Dans une note datée du 6 janvier 2014, signée par Mohamed Loulichki, ambassadeur, représentant permanent du royaume à l’ONU, il y est écrit que l’amélioration des relations entre l’Algérie et le Maroc, «demeure un objectif fuyant et difficile à concrétiser en l’absence d’un changement dans la classe politique et la structure de l’Etat en Algérie». Rabat reproche à Alger de ne pas s’impliquer dans les négociations avec les Sahraouis. «Depuis une année, les dirigeants de ce pays (l’Algérie) ont tout fait pour annihiler les effets des petits pas que M. Ross a fait faire aux relations bilatérales avec le Maroc», lit-on dans le même document. Et d’ajouter : «Les derniers jours de 2013 se sont distingués par une surenchère sans précédent avec, pour la première fois, la demande d’élargissement du mandat de la Minurso faite officiellement par l’Algérie au nom de son Président, le 29 octobre 2013 à Abuja…»
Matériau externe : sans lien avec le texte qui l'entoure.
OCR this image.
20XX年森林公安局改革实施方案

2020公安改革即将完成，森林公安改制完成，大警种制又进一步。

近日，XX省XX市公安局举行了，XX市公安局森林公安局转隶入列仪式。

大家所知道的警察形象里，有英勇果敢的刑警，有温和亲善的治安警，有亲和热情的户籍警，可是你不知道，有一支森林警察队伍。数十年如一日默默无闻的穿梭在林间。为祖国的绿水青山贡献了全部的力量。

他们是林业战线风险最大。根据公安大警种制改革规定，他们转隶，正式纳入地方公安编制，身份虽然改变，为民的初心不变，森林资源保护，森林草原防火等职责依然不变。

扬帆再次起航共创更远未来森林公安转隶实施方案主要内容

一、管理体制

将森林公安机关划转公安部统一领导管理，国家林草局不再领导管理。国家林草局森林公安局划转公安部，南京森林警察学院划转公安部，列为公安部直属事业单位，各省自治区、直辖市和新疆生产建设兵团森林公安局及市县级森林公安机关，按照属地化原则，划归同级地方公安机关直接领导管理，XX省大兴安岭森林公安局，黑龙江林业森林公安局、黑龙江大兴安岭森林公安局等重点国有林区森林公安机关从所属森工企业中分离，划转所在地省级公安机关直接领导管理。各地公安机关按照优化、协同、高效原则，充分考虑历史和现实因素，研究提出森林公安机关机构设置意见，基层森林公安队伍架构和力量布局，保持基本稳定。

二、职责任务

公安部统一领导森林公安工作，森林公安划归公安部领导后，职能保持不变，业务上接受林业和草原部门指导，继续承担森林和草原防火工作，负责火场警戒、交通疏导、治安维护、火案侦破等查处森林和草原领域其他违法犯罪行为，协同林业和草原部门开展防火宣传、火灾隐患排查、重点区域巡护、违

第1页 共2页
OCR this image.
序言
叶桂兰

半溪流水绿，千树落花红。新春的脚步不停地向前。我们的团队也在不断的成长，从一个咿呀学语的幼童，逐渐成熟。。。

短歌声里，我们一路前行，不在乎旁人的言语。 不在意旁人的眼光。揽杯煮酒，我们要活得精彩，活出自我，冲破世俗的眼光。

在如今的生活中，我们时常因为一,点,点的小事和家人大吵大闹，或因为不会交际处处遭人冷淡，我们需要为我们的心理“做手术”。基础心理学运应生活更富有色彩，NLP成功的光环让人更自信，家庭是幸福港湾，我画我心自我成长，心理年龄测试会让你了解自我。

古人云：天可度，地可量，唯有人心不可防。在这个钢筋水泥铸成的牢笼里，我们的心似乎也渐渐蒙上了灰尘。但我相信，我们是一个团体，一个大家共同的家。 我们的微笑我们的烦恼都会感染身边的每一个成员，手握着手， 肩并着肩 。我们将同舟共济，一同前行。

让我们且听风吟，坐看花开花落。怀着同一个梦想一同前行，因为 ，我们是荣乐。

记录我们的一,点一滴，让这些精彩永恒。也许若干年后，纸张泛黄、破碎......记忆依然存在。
Le document confidentiel met en relief la «mobilisation de la société civile algérienne» à travers le CNASPS et «l’envoi d’une délégation de l’Assemblée nationale aux débats sur la question du Sahara à la quatrième commission des Nations unies». Il cite également les déclarations répétées du porte-parole du MAE, Amar Belani, accusant, lit-on, «le Maroc de tous les maux de son pays». Dans un autre câble diplomatique daté du 22 août 2014, le représentant du Maroc à l’ONU accuse la direction des affaires juridiques et la direction du maintien de la paix, entre autres, «d’adhérer à la thèse polisario-algérienne colportée par Ross selon laquelle le statu quo au Sahara occidental sert les intérêts du Maroc». Et de conclure que le secrétaire général de l’ONU «agit en supplétif de l’Algérie et du Polisario en vue d’affaiblir la position du Maroc et in fine l’obliger à accepter l’inacceptable pour le règlement de ce problème».